Leki odblokowujące zatkany nos można bez problemu kupić w każdej aptece. W Internecie można za to bez problemu znaleźć instrukcję, jak wyizolować z nich efedrynę – silnie pobudzający narkotyk. Uzależnieni od niego młodzi pacjenci mają objawy przypominające chorobę Parkinsona: trzęsą się, są otępiali, mają problemy z wysławianiem się, utrzymaniem równowagi – wylicza „Gazeta Wyborcza”.

Reklama

A największe spustoszenia wywołuje mangan, jeden z produktów ubocznych reakcji pozyskiwania narkotyku. Organizm nie potrafi się go pozbyć. Przy ciężkim zatruciu manganem pacjenci nie są w stanie nawet uczestniczyć w terapii odwykowej.

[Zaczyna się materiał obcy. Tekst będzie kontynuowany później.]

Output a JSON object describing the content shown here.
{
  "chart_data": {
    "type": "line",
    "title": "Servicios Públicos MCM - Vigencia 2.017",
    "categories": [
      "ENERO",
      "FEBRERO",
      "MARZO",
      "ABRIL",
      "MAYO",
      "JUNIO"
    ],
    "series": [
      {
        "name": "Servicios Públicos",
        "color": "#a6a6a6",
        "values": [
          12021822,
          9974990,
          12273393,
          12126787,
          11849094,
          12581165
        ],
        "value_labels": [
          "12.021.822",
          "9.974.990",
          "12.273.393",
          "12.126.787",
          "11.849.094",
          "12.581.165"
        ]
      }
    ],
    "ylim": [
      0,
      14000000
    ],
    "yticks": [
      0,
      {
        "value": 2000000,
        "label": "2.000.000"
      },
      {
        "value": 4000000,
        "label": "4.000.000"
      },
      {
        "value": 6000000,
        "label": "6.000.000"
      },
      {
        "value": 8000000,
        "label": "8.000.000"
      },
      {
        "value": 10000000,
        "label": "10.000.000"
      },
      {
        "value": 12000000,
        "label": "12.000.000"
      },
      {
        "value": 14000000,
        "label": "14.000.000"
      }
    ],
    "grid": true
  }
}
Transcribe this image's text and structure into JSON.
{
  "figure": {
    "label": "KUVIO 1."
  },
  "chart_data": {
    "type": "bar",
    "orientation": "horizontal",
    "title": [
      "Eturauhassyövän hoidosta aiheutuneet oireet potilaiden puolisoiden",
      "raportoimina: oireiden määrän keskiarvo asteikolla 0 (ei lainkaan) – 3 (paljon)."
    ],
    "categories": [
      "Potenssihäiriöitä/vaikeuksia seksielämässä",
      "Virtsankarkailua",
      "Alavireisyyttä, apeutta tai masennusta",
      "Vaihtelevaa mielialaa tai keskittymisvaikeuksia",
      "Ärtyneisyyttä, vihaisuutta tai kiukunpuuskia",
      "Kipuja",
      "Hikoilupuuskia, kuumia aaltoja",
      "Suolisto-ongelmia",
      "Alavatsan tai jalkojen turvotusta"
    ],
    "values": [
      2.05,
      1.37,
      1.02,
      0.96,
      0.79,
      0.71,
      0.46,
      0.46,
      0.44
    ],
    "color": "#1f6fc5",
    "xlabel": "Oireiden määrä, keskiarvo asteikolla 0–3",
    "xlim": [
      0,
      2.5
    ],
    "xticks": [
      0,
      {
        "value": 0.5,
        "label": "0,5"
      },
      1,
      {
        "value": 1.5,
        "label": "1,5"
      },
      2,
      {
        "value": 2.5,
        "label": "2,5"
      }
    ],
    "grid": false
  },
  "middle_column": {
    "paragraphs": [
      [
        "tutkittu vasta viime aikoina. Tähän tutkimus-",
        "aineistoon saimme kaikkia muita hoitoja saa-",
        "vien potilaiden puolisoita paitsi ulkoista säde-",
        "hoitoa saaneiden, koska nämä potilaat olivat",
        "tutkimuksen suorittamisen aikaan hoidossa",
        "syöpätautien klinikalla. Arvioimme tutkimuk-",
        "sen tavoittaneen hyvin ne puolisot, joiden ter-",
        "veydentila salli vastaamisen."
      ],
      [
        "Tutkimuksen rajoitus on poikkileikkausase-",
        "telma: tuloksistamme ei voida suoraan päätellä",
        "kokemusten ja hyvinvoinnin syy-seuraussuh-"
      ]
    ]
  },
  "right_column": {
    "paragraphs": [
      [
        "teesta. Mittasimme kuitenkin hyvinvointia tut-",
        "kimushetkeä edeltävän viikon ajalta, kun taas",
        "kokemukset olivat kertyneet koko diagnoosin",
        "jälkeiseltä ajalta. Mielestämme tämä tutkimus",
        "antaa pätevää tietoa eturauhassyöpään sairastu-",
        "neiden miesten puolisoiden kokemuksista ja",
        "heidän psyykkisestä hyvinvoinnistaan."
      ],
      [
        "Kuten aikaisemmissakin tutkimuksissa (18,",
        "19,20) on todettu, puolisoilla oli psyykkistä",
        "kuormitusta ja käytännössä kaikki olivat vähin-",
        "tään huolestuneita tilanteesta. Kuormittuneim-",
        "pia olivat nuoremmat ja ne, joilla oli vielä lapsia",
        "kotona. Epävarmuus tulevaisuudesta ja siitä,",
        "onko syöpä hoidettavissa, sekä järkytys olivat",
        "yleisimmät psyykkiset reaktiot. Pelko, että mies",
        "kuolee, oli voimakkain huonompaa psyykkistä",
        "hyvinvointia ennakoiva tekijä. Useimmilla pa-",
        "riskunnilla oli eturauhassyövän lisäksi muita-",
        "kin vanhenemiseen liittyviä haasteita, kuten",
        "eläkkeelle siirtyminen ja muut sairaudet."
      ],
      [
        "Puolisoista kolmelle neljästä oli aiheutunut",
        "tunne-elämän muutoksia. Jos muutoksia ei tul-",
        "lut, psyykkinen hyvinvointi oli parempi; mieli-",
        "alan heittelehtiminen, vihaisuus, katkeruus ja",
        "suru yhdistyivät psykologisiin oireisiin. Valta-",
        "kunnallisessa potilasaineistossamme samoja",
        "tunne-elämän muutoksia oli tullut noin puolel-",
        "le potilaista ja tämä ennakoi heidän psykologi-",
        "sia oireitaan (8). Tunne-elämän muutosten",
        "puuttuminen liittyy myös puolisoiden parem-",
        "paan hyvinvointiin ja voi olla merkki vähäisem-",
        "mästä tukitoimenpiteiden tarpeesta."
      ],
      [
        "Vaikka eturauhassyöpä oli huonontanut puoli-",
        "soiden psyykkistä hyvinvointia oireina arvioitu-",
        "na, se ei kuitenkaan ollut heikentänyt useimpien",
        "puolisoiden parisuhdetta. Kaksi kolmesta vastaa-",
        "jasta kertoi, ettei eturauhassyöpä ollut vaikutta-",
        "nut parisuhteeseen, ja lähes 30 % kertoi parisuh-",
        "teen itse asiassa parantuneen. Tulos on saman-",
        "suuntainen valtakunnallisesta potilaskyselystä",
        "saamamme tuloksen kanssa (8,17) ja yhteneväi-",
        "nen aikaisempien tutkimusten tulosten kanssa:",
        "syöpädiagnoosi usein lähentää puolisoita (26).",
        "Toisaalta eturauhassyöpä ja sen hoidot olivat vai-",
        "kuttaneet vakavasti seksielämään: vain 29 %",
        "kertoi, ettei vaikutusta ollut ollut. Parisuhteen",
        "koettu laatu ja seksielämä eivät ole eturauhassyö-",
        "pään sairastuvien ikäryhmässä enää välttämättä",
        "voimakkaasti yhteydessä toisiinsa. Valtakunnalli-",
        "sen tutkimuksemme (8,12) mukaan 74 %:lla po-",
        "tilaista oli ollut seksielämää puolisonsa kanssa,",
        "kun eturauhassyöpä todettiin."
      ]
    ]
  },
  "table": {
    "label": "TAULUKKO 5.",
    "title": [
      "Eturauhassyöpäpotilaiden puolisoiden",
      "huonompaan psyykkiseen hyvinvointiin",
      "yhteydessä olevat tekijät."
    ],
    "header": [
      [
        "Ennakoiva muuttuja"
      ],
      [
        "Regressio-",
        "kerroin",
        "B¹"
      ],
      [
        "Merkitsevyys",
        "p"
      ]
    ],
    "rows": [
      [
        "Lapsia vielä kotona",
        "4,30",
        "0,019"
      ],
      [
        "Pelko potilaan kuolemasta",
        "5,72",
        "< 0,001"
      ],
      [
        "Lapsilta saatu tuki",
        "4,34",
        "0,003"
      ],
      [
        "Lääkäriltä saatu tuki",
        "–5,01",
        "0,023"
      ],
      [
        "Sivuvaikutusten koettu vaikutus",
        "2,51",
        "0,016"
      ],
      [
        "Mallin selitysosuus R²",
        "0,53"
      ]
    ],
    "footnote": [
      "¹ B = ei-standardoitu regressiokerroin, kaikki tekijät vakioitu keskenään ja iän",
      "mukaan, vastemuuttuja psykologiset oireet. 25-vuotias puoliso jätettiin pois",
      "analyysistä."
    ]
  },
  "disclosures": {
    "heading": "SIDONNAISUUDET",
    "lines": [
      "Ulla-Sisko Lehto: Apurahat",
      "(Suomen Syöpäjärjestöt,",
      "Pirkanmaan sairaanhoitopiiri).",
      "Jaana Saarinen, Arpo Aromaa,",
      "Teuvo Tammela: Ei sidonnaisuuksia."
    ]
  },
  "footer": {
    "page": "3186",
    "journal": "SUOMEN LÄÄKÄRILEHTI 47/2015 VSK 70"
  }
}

Wiele krajów – takich jak Czechy, Niemcy czy Wielka Brytania – wprowadziło ograniczenia przy zakupie preparatów zawierających pseudoefedrynę. Domorośli narkomani z sąsiednich krajów zaopatrują się więc w Polsce. Rekordzistą jest aptekarz z Raciborza, który w zeszłym roku sprzedał 250 tysięcy opakowań leków na katar.

Polskie ministerstwo zdrowia chce pójść śladem innych krajów i wprowadzić recepty na te preparaty. Ale w tej kadencji Sejmu na pewno już to się nie uda.